Sanft waberten die letzten Klänge des Liedes durch den Proberaum, hallten aus, gedämpft durch die Teppiche an den Wänden.

Nach dieser Eskalation und dem energiereichen letzten Teil dieses Liedes war Calia immer ein wenig erschöpft. Sie drehte sich um und ging zurück zu ihrer Harfe, setzte sich auf den Schemel und lehnte ihre Stirn an das kühle Holz.

„Waldlandreich als nächstes?", schlug Löschi vor und blickte in die Runde.

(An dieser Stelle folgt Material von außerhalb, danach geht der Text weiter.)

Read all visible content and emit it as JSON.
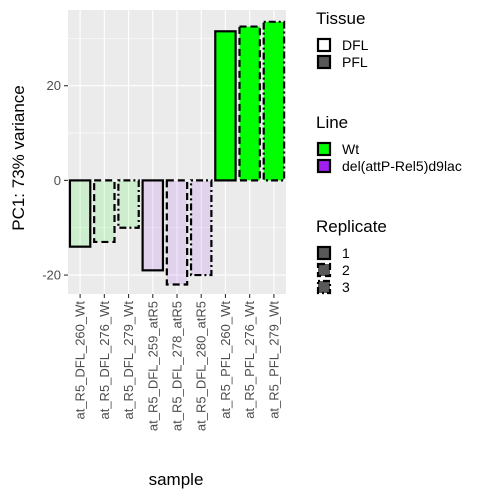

Eigentlich lautete Löschis Spitzname Leshy, aber nach einem entsprechenden Saufgelage eines Abends und gewisser Vorlieben wurde aus dem mystischen Namen eines Waldgeistes dieser Abklatsch. Calia schüttelte den Kopf.

„Können wir nicht eine kurze Pause machen? Wir proben schon seit Stunden...", seufzte sie.
„Ich finde, sie hat Recht", unterstützte sie Pan und stand hinter seinem Schlagzeug auf, um sich ausgiebig zu strecken.
Löschi zuckte mit den Schultern und nickte. „Meinetwegen. Sollen wir etwas rausgehen? Vielleicht finden wir im Waldlandreich vor der Tür etwas der wohl benötigten Energie", meinte er und grinste bei der Anspielung auf ihre Songs.

„Solange ihr diesmal nicht wieder voller Inbrunst draußen singt und damit sämtliche Tiere des Waldes verscheucht", warf Nornea ein und schmunzelte. Nicht, dass sie das ernst meinte. Sie mochte es, wenn man draußen entspannt zusammen saß und dabei zusammen sang. Zusammen singen war eine sehr entspannte Tätigkeit und sie wusste es zu schätzen.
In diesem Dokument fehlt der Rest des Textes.